By GARRICK FELDMAN
Leader editor
The bankers who illegally foreclosed on about 1,000 military families are paying billions of dollars in fines for their criminal behavior. These bankers cheated service members and their families even if they were current with their mortgages.
Bank of America, Wells Far-go, JPMorgan Chase, Morgan Stanley and other banks have agreed to pay $3.6 billion and additional costs for evicting thousands of homeowners, many of them in the military serving overseas. That fine is less than the bonuses the fat cats give themselves every year.
“It’s absolutely devastating to be 7,000 miles from your home fighting for this country and get a message that your family is being evicted,” said Col. John S. Odom Jr., a retired Air Force lawyer in Shreveport, La., who represents military members in foreclosure cases. “We have been sounding the alarms that the banks are illegally evicting the very men and women who are out there fighting for this country. This is a devastating confirmation of that.”
The courts should make the banks give generously to service members and their military bases, which are trying to make ends meet during the so-called sequester. There’s not enough money at Little Rock Air Force Base for flight training, which has been curtailed from five days to four days, or to repair equipment and buildings as $2 million has been eliminated for those projects. Food services could also be cut if the sequestration fight continues indefinitely.
The least the bankers could do is donate 1,000 gallons of aviation fuel for every wronged military family — about a million gallons of fuel — to keep the C-130s flying.
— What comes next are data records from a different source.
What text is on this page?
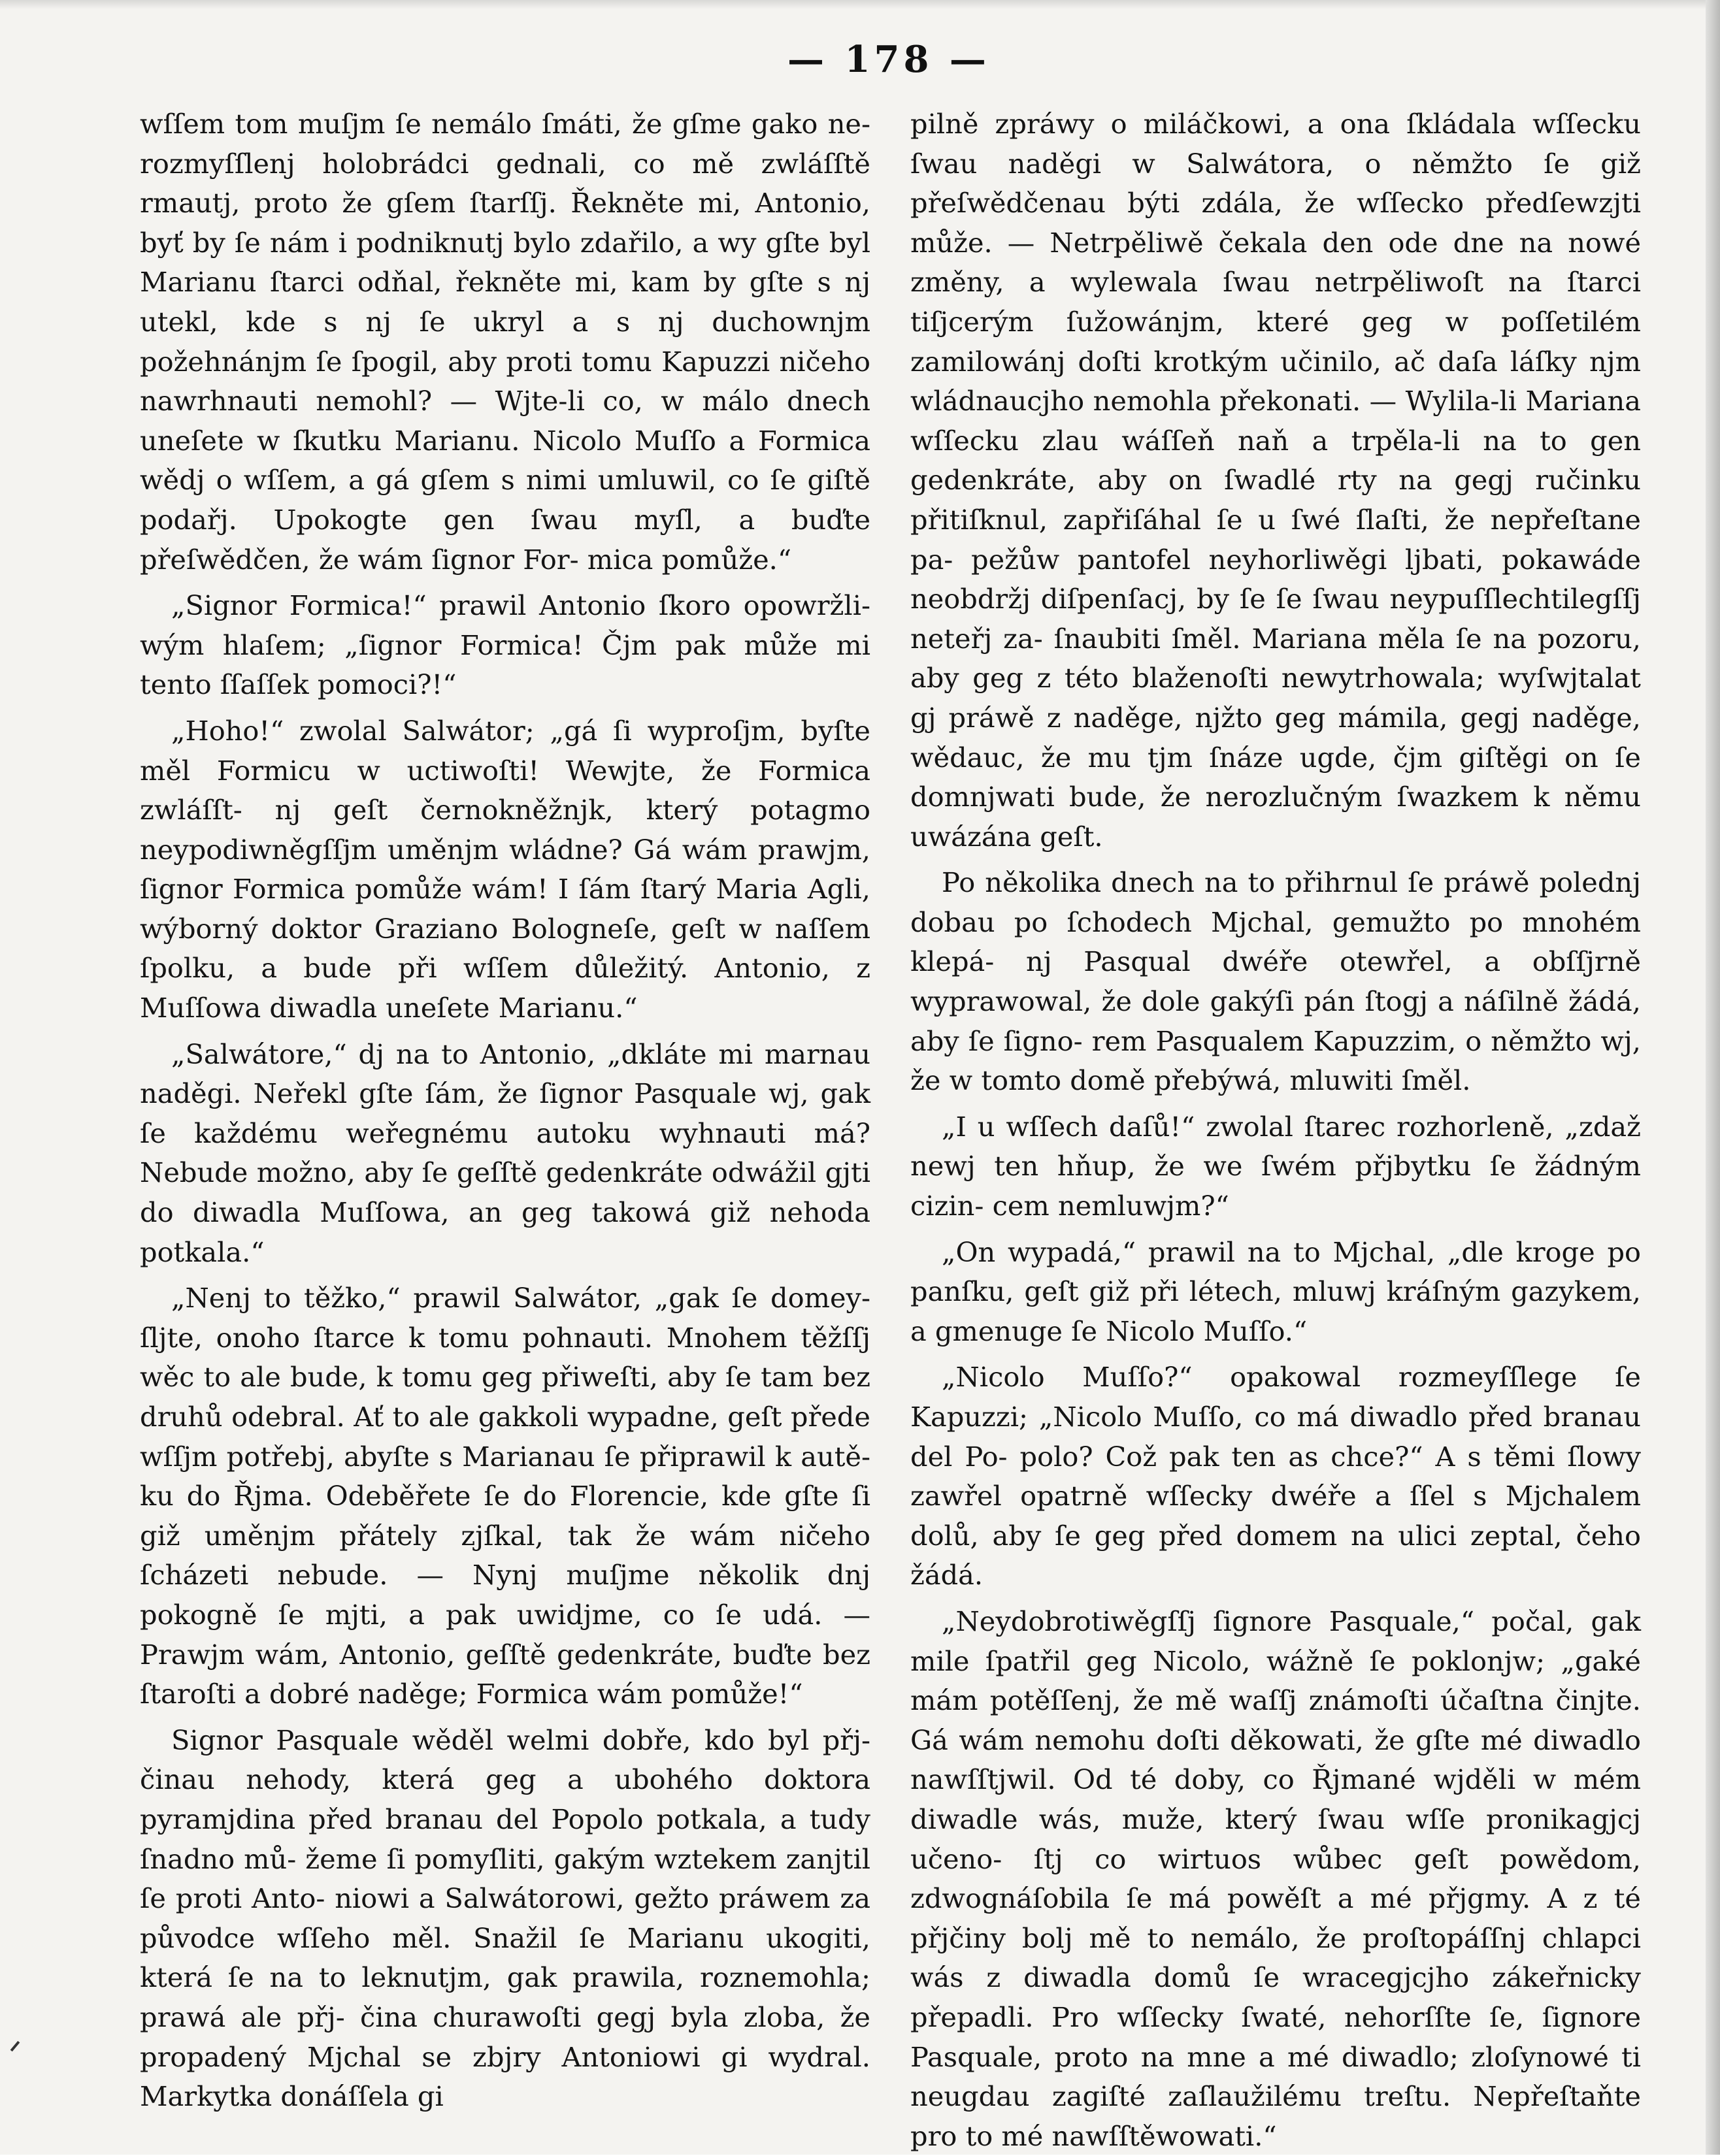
— 178 —

wſſem tom muſjm ſe nemálo ſmáti, že gſme gako ne- rozmyſſlenj holobrádci gednali, co mě zwláſſtě rmautj, proto že gſem ſtarſſj. Řekněte mi, Antonio, byť by ſe nám i podniknutj bylo zdařilo, a wy gſte byl Marianu ſtarci odňal, řekněte mi, kam by gſte s nj utekl, kde s nj ſe ukryl a s nj duchownjm požehnánjm ſe ſpogil, aby proti tomu Kapuzzi ničeho nawrhnauti nemohl? — Wjte-li co, w málo dnech uneſete w ſkutku Marianu. Nicolo Muſſo a Formica wědj o wſſem, a gá gſem s nimi umluwil, co ſe giſtě podařj. Upokogte gen ſwau myſl, a buďte přeſwědčen, že wám ſignor For- mica pomůže.“

„Signor Formica!“ prawil Antonio ſkoro opowržli- wým hlaſem; „ſignor Formica! Čjm pak může mi tento ſſaſſek pomoci?!“

„Hoho!“ zwolal Salwátor; „gá ſi wyproſjm, byſte měl Formicu w uctiwoſti! Wewjte, že Formica zwláſſt- nj geſt černokněžnjk, který potagmo neypodiwněgſſjm uměnjm wládne? Gá wám prawjm, ſignor Formica pomůže wám! I ſám ſtarý Maria Agli, wýborný doktor Graziano Bologneſe, geſt w naſſem ſpolku, a bude při wſſem důležitý. Antonio, z Muſſowa diwadla uneſete Marianu.“

„Salwátore,“ dj na to Antonio, „dkláte mi marnau naděgi. Neřekl gſte ſám, že ſignor Pasquale wj, gak ſe každému weřegnému autoku wyhnauti má? Nebude možno, aby ſe geſſtě gedenkráte odwážil gjti do diwadla Muſſowa, an geg takowá giž nehoda potkala.“

„Nenj to těžko,“ prawil Salwátor, „gak ſe domey- ſljte, onoho ſtarce k tomu pohnauti. Mnohem těžſſj wěc to ale bude, k tomu geg přiweſti, aby ſe tam bez druhů odebral. Ať to ale gakkoli wypadne, geſt přede wſſjm potřebj, abyſte s Marianau ſe připrawil k autě- ku do Řjma. Odeběřete ſe do Florencie, kde gſte ſi giž uměnjm přátely zjſkal, tak že wám ničeho ſcházeti nebude. — Nynj muſjme několik dnj pokogně ſe mjti, a pak uwidjme, co ſe udá. — Prawjm wám, Antonio, geſſtě gedenkráte, buďte bez ſtaroſti a dobré naděge; Formica wám pomůže!“

Signor Pasquale wěděl welmi dobře, kdo byl přj- činau nehody, která geg a ubohého doktora pyramjdina před branau del Popolo potkala, a tudy ſnadno mů- žeme ſi pomyſliti, gakým wztekem zanjtil ſe proti Anto- niowi a Salwátorowi, gežto práwem za původce wſſeho měl. Snažil ſe Marianu ukogiti, která ſe na to leknutjm, gak prawila, roznemohla; prawá ale přj- čina churawoſti gegj byla zloba, že propadený Mjchal se zbjry Antoniowi gi wydral. Markytka donáſſela gi

pilně zpráwy o miláčkowi, a ona ſkládala wſſecku ſwau naděgi w Salwátora, o němžto ſe giž přeſwědčenau býti zdála, že wſſecko předſewzjti může. — Netrpěliwě čekala den ode dne na nowé změny, a wylewala ſwau netrpěliwoſt na ſtarci tiſjcerým ſužowánjm, které geg w poſſetilém zamilowánj doſti krotkým učinilo, ač daſa láſky njm wládnaucjho nemohla překonati. — Wylila-li Mariana wſſecku zlau wáſſeň naň a trpěla-li na to gen gedenkráte, aby on ſwadlé rty na gegj ručinku přitiſknul, zapřiſáhal ſe u ſwé ſlaſti, že nepřeſtane pa- pežůw pantofel neyhorliwěgi ljbati, pokawáde neobdržj diſpenſacj, by ſe ſe ſwau neypuſſlechtilegſſj neteřj za- ſnaubiti ſměl. Mariana měla ſe na pozoru, aby geg z této blaženoſti newytrhowala; wyſwjtalat gj práwě z naděge, njžto geg mámila, gegj naděge, wědauc, že mu tjm ſnáze ugde, čjm giſtěgi on ſe domnjwati bude, že nerozlučným ſwazkem k němu uwázána geſt.

Po několika dnech na to přihrnul ſe práwě polednj dobau po ſchodech Mjchal, gemužto po mnohém klepá- nj Pasqual dwéře otewřel, a obſſjrně wyprawowal, že dole gakýſi pán ſtogj a náſilně žádá, aby ſe ſigno- rem Pasqualem Kapuzzim, o němžto wj, že w tomto domě přebýwá, mluwiti ſměl.

„I u wſſech daſů!“ zwolal ſtarec rozhorleně, „zdaž newj ten hňup, že we ſwém přjbytku ſe žádným cizin- cem nemluwjm?“

„On wypadá,“ prawil na to Mjchal, „dle kroge po panſku, geſt giž při létech, mluwj kráſným gazykem, a gmenuge ſe Nicolo Muſſo.“

„Nicolo Muſſo?“ opakowal rozmeyſſlege ſe Kapuzzi; „Nicolo Muſſo, co má diwadlo před branau del Po- polo? Což pak ten as chce?“ A s těmi ſlowy zawřel opatrně wſſecky dwéře a ſſel s Mjchalem dolů, aby ſe geg před domem na ulici zeptal, čeho žádá.

„Neydobrotiwěgſſj ſignore Pasquale,“ počal, gak mile ſpatřil geg Nicolo, wážně ſe poklonjw; „gaké mám potěſſenj, že mě waſſj známoſti účaſtna činjte. Gá wám nemohu doſti děkowati, že gſte mé diwadlo nawſſtjwil. Od té doby, co Řjmané wjděli w mém diwadle wás, muže, který ſwau wſſe pronikagjcj učeno- ſtj co wirtuos wůbec geſt powědom, zdwognáſobila ſe má powěſt a mé přjgmy. A z té přjčiny bolj mě to nemálo, že proſtopáſſnj chlapci wás z diwadla domů ſe wracegjcjho zákeřnicky přepadli. Pro wſſecky ſwaté, nehorſſte ſe, ſignore Pasquale, proto na mne a mé diwadlo; zloſynowé ti neugdau zagiſté zaſlaužilému treſtu. Nepřeſtaňte pro to mé nawſſtěwowati.“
The fat cats should come to Little Rock Air Force Base and see the sacrifices the military is making. Or send the bankers to Helmand Province in Afghanistan and see what war is like up close. That might make them think twice before throwing innocent families out of their homes.
Across the nation, Air Force pilots will lose 200,000 flying hours. Active-duty combat units will reduce training at their bases. The Army will reduce training by 80 percent for its ground forces because of the sequester. Two-thirds of its combat teams will be unprepared for combat.
As the Pentagon’s budget is cut, the military’s insurance program, Tricare, faces a $3 billion shortfall. That will hit veterans and their families pretty hard, although the bankers won’t lose much sleep over that either.
Although enlisted personnel are excluded from the sequester, civilian workers, many of them military veterans, face up to two days of furloughs a month. That will make it harder for them to pay their mortgages. Let’s hope the fat cats don’t take advantage of them and try to evict them before this latest crisis is over.
Let the bankers come here and rehabilitate some of the homes they’ve wrongfully foreclosed on. According to a recent report, 141,000 veterans — 10 percent of them women — spend at least one night a year in a homeless shelter.
Bankers and others could help homeless veterans by donating to Volunteers to America and U.S. Vets that have reached out to women veterans, many of them back from overseas, who have had a hard time readjusting.
Many of these veterans are single mothers who can’t afford child care.
The cost of taking care of homeless vets is three times greater than helping those who live at home.
And isn’t it time to end bonuses for bankers while military members are told to do more on salaries that are a lot less than what bankers spend a day flying their private jets?
How about sequestering those private planes? Give their fuel to the hard-working crews flying those old C-130s, many of them still in Southwest Asia.